Kerinçsiz’in mektubu (1)
Kemal Kerinçsiz, “Ergenekon” denilen bir tuhaf davada, ağırlaştırılmış müebbede mahkûm edildi.
Av. K. Kerinçsiz ve daha birçok insan ne yaptı da bu cezayı aldı? Soruyorum soruşturuyorum bir türlü neden ceza aldıklarını bulamıyorum! Gerekçeli karar açıklanınca öğreneceğiz! Bu tuhaf davanın daha Yargıtay safhası var.
Birileri Kemal Kerinçsiz üzerinden “Kerinçsizleşme” diye bir deyimi yerleştirmeye çalışıyorlar. 24 Eylül’de maksadı yazdım. Prof. Ümit Özdağ da, 26 Eylül’de, köşesini Kemal Kerinçsiz’e ayırdı ve gerçekleri bir bir sıraladı.

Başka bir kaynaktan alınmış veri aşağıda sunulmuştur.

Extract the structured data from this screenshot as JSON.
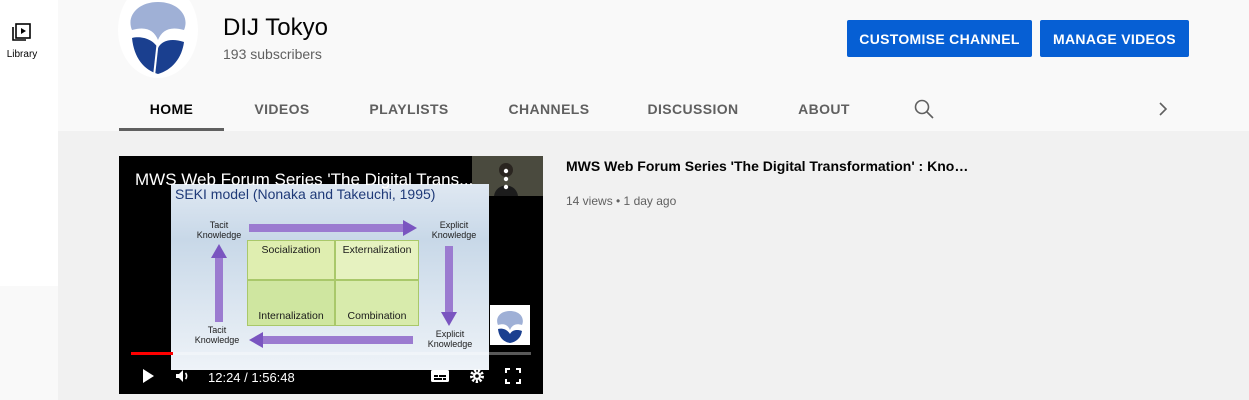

Başbakan Recep T. Erdoğan, bugün “Demokratikleşme” dediği bir “paket” açıklayacak. Kimin için? Bölücüler istedikleri gibi at koşturuyorlar, bazı illerimizi fiilen idare ediyorlar, halkı haraca bağlıyorlar, adım adım ayrıştırma hedeflerine doğru yürüyorlar. “Paket” onları hedeflerine daha yaklaştırmak için açılacak. Beri tarafta ise, birlik ve millî haysiyet mücadelesi vermiş aydınlar, askerler, halk önderleri suçlarının ne olduğunu bilmeden yıllar yılı hapis yatanlar ve ölümüne ceza alanlar görülmeyecek.
Kemal Kerinçsiz, eşi Av. Gönül Hanım vasıtasıyla bana bir mektup ulaştırdı. Kerinçsiz’in, neden ölümüne mahkûm edildiğini bu mektuptan ibretle istihraç edeceksiniz! Tarihî bir belge niteliğindeki mektubu, yer darlığından mecburen kısarak yayınlıyorum:
“‘Şeref Yaftası: Kerinçsizleşme’ başlıklı yazınızda, sözde Ergenekon tertibinden ötürü gözaltına alınıp tutuklandığım 22.01.2008 tarihinden önce yöneticisi ve kurucusu olduğum Türk Milliyetçisi avukatlardan oluşan Büyük Hukukçular Birliği’nin kuruluş amacı ve faaliyetleri ancak bu ölçüde en doğru bir şekilde özetlenebilir. (...)
Büyük Hukukçular Birliği ilk defa ülkesini seven ve millî değerlerine sahip çıkan avukatların aksiyoner bir tavır sergileyerek, hukuk kuralları içerisinde ve hukuk sistemini kullanarak, ifade özgürlüğü altında sinsice emellerini uygulamaya sokan sözde aydın ve işbirlikçi kesim ile yapmış olduğu mücadelede tepki çekmiş, dernek ve şahsım her türlü ahlâk kurallarının ötesinde iftira ve karalama kampanyalarının hedefi yapılmıştır.
Derneğimizin faaliyetlerinin sadece TCK 301. maddesini işleterek, Türklüğe hakaret kapsamında yaptığı şikâyet ve açılan davalara katılım talepleri ile sınırlı olduğu izlenimi yaratılmak istenmiştir. Oysa dernek faaliyetlerimiz içerisinde bu konudaki şikâyet ve davalar çok küçük bir alanı ihtiva etmiştir.
Millî ve manevî değerlerimizin korunması kapsamında açtığımız davalarda, uzun yıllar verdiğimiz uğraşılar sonucu;
Yargıtay ve Danıştay, Cumhuriyet hukuku dönemi içinde doğrudan vatandaşın kendi hukukunu ilgilendirmeyen, ülkenin genel sorunları hakkında açabileceği davalarda aktif husumet ehliyetine sahip olmadığını kabul ederken;
Yargıtay Hukuk Genel Kurulu, şehit aileleri, Ermeni zulmünden zarar gören ailelerin mirasçıları ve vatandaşlar adına Türk Milletine; ’Katliamcı’, ’Soykırımcı’diyen Orhan Pamuk aleyhine açmış olduğumuz manevi tazminat davaları kabul edilmiş, özel hukuk alanında bu konuda önemli bir içtihat oluşturulmuştur.”